GG65 Wed 04-Mar-20 21:58:32

The fact that your other daughter moved to be near her sister shouldn’t be used to compel your daughter to stay.

Your daughter’s boyfriend needs to move for work and she has decided to go with him. That is only natural. And not too dissimilar to your son in law moving with your other daughter to be closer to her sister. Did his parents have a similar reaction?

Things change and you are going to have to accept that she, as an adult, has made her decision. You can be supportive, or you can continue to look for reasons as to why this is a bad idea, but that isn’t going to change anything.

Grandmafrench Wed 04-Mar-20 22:19:12

Even though you possibly feel that your heart is breaking, you must be the best Grandmother possible now and let them go. Not only let them go but let them see how thrilled you are to hear about their new life, their new plans. This is especially important for the children who will take their lead from seeing your positive reactions. Imagine how you would feel if they saw your sadness, if they picked up on your reluctance to let them go. You MUST give the children positive vibes so that they don't feel torn, or guilty that somehow they are leaving you behind. And they're really not leaving you behind, things are just changing in the life they have with their Mum and her new partner. It will be fine, it will be more than fine if you talk happily about how you will visit regularly, how they can come to stay with you in school holidays, how you can Skype and send them messages and share all the news of their new life as you would want to do and let them know that they can talk to you any old time they wish. If you react badly, if you make others suffer because you don't let go, you will risk ruining the wonderful bond you have with them all and cast a shadow on their new life which you will only live to regret when you have had a chance to get used to their moving. Good luck. You can do this. This is life, let them go and they'll always come back to you.

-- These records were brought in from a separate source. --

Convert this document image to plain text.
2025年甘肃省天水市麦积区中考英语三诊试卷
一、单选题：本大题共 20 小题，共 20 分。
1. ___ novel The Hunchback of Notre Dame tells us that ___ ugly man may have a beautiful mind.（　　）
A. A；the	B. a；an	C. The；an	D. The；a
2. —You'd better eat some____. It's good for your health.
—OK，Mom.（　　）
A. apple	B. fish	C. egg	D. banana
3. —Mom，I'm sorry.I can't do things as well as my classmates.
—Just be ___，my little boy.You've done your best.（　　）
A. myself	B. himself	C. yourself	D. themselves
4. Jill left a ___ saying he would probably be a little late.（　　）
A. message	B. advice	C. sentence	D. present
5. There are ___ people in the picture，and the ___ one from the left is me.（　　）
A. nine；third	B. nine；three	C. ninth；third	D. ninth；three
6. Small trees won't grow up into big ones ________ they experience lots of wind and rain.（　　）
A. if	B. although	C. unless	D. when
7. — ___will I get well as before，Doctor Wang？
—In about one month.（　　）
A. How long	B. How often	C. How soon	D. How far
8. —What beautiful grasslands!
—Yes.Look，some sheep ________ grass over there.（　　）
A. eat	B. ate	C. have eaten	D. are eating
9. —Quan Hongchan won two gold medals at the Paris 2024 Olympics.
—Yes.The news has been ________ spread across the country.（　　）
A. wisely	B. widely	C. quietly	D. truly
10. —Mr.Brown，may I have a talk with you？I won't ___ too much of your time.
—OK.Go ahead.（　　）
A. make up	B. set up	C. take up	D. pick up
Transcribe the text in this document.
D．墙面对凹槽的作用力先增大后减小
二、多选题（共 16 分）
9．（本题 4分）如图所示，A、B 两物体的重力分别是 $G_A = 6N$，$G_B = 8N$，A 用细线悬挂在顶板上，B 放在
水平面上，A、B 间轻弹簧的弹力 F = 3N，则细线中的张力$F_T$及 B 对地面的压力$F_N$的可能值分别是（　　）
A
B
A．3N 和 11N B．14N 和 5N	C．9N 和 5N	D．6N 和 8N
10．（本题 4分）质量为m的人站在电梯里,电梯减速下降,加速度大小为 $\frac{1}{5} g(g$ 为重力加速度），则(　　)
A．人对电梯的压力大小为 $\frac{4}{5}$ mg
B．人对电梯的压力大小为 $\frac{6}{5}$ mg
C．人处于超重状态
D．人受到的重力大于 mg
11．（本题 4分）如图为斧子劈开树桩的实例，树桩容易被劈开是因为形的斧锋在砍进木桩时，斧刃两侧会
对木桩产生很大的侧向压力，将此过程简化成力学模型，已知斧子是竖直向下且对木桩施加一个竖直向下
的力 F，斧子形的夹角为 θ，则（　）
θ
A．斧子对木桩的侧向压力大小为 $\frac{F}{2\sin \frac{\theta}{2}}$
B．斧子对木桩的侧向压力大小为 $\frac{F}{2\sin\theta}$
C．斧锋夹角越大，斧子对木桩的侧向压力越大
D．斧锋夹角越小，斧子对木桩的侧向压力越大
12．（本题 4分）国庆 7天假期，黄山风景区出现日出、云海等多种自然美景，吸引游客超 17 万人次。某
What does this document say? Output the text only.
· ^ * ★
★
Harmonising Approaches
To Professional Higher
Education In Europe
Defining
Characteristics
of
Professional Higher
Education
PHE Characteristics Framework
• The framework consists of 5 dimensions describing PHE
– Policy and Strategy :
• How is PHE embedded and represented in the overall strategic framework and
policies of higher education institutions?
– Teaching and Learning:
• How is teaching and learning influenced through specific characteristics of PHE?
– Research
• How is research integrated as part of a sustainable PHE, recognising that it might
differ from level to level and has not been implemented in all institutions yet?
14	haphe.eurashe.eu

Txquiltz Wed 04-Mar-20 22:36:18

As they move to their new lives please work very hard to not make the GC feel guilty or that their grandparents are deeply hurt. Your daughter is doing what her heart feels is best. She learned strength from you and the time is right for her to express it. Set up a few firm dates for visits to their new home and discover friendships and opportunities for yourself. Do something a bit out of character...a trip you always wanted to make, a painting class to hang in the place you always thought needed a nice picture, a study of your family tree, etc. you will be fine.

V3ra Wed 04-Mar-20 23:04:03

June3 you have put your life on hold and put yourselves out above and beyond to support your daughter over the past four years.
You moved with her to safeguard her children, you provided a home for them all and supported her as she rebuilt their lives.
Now your daughter has found a new partner (who I hope you both like? You don't actually say...).
They've lived together as a family for six months, long enough to decide it's a good relationship.
He now has the chance to further his good career and, it sounds, provide a secure, comfortable life and home for your daughter and grandchildren.
Isn't that what we all want for our own?
You should be so proud of yourselves and your daughter that between you she has brought her children from the trauma of leaving their birth father to where they are now.
Time for this new family to set out on their life together.
Time for you and your husband to take a well-deserved step back from all your hard work and have some time for yourselves.
Time to become the relaxed, fun, grandparents whose visits are going to be such a great treat for those two lovely children.